Nun setzte der Chor von Sakuntalas Gespielinnen ein und ein rauschender Strom von süßem Wohllaut durchfluthete von der Empore herab den Saal.

„Reizend! Entzückend! Welch’ eine Musik!“ flüsterte man sich hier und da zu. Aber diejenigen, welche sich’s nicht versagen konnten, dem Verlauf der Tondichtung an der Hand des Textbuches zu folgen, verharrten in gespanntestem Schweigen; denn sie wußten ja, daß unmittelbar auf diesen Chor ein Solo der Gardini folgte.

Und da – die gefeierte Sängerin war bereits bis an die Orchesterrampe vorgetreten, den schönen Kopf ein wenig zurückgeneigt, so daß die Steine, welche ihren Hals schmückten, wie in einem Brillantfeuerwerk auffunkelten – da, statt der erwarteten Töne voll quellenden Wohllauts ein kurzes hartes Aufklopfen des Dirigentenstabes und ein jähes, gehorsames Verstummen aller Instrumente.

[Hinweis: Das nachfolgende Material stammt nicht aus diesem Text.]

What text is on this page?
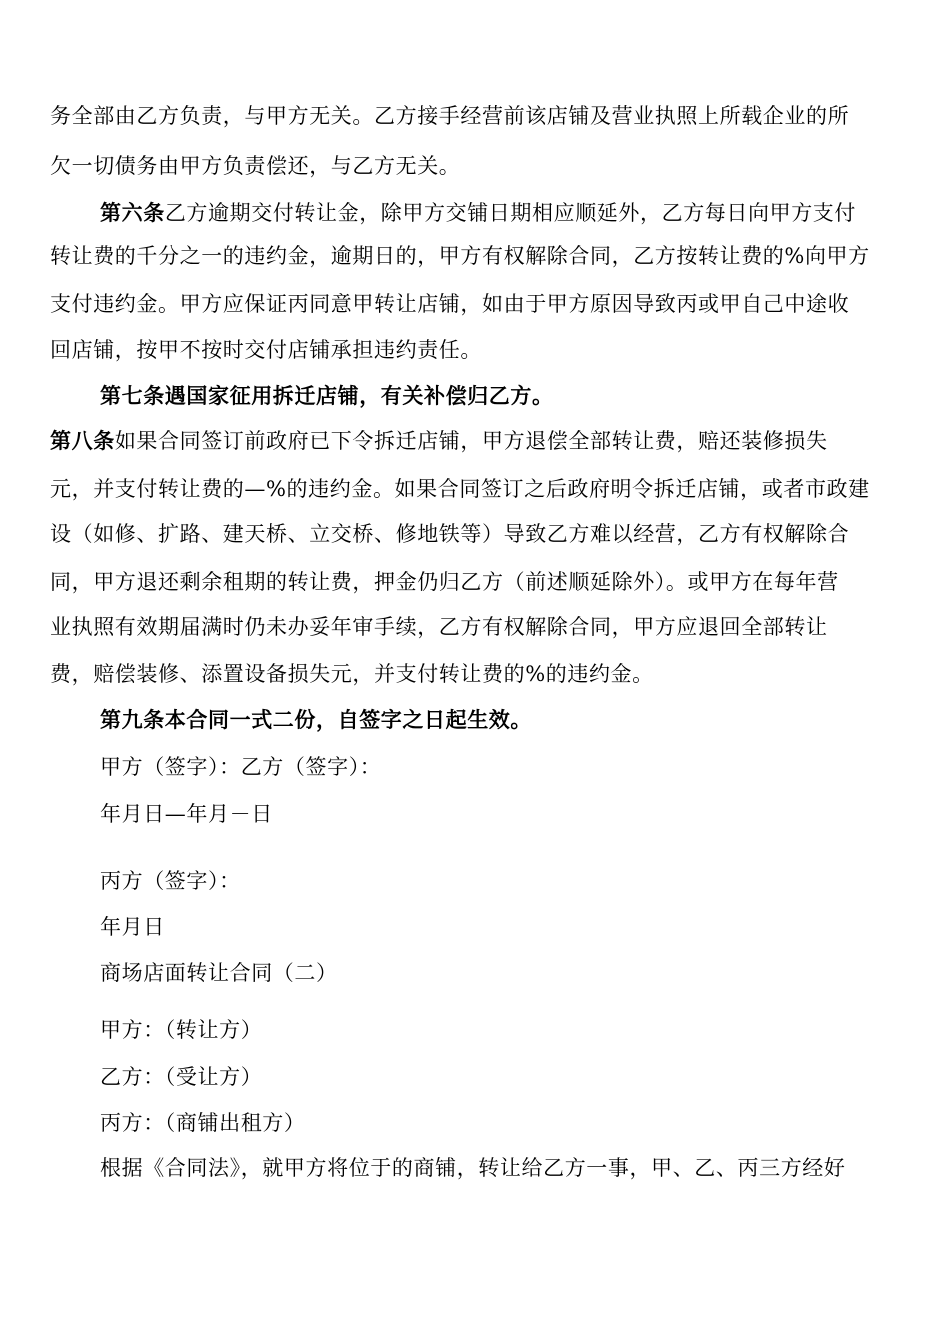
务全部由乙方负责，与甲方无关。乙方接手经营前该店铺及营业执照上所载企业的所
欠一切债务由甲方负责偿还，与乙方无关。
第六条乙方逾期交付转让金，除甲方交铺日期相应顺延外，乙方每日向甲方支付
转让费的千分之一的违约金，逾期日的，甲方有权解除合同，乙方按转让费的%向甲方
支付违约金。甲方应保证丙同意甲转让店铺，如由于甲方原因导致丙或甲自己中途收
回店铺，按甲不按时交付店铺承担违约责任。
第七条遇国家征用拆迁店铺，有关补偿归乙方。
第八条如果合同签订前政府已下令拆迁店铺，甲方退偿全部转让费，赔还装修损失
元，并支付转让费的—%的违约金。如果合同签订之后政府明令拆迁店铺，或者市政建
设（如修、扩路、建天桥、立交桥、修地铁等）导致乙方难以经营，乙方有权解除合
同，甲方退还剩余租期的转让费，押金仍归乙方（前述顺延除外）。或甲方在每年营
业执照有效期届满时仍未办妥年审手续，乙方有权解除合同，甲方应退回全部转让
费，赔偿装修、添置设备损失元，并支付转让费的%的违约金。
第九条本合同一式二份，自签字之日起生效。
甲方（签字）：乙方（签字）：
年月日—年月－日
丙方（签字）：
年月日
商场店面转让合同（二）
甲方：（转让方）
乙方：（受让方）
丙方：（商铺出租方）
根据《合同法》，就甲方将位于的商铺，转让给乙方一事，甲、乙、丙三方经好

Mit einer langsamen Armbewegung schlug Gerhard Steinau die Partitur zu und legte den Taktstock auf das geschlossene Buch. Dann wendete er sich gegen das Publikum, in ruhiger fester Haltung, aber mit wahrhaft erschreckend bleichem Gesicht und mit fiebrisch glühenden Augen.

„Meine Damen und Herren! Ich muß zu meinem Bedauern auf die Ehre verzichten, Ihnen mein Werk vorzuführen. Ein Unwohlsein, das sich mit jeder Minute steigert, macht es mir unmöglich, weiter zu dirigiren, und ich kann es nicht über mich gewinnen, die Leitung der Aufführung anderen Händen anzuvertrauen. Man wird das Eintrittsgeld an der Kasse zurückerstatten.“

Er machte eine Verbeugung und stieg von seinem Platze herab, um langsam durch den schmalen Gang im Orchester der kleinen Ausgangsthür zuzustreben. Und während er ging, blieb es unter der vielhundertköpfigen Menge diesseit und jenseit des Orchesters todtenstill. Das Unerwartete, Ungeheuerliche des beispiellosen Vorganges hatte eine gleichsam lähmende Wirkung hervorgebracht. Aber das Geräusch der kleinen Thür, die sich hinter Gerhard schloß, löste die Erstarrung.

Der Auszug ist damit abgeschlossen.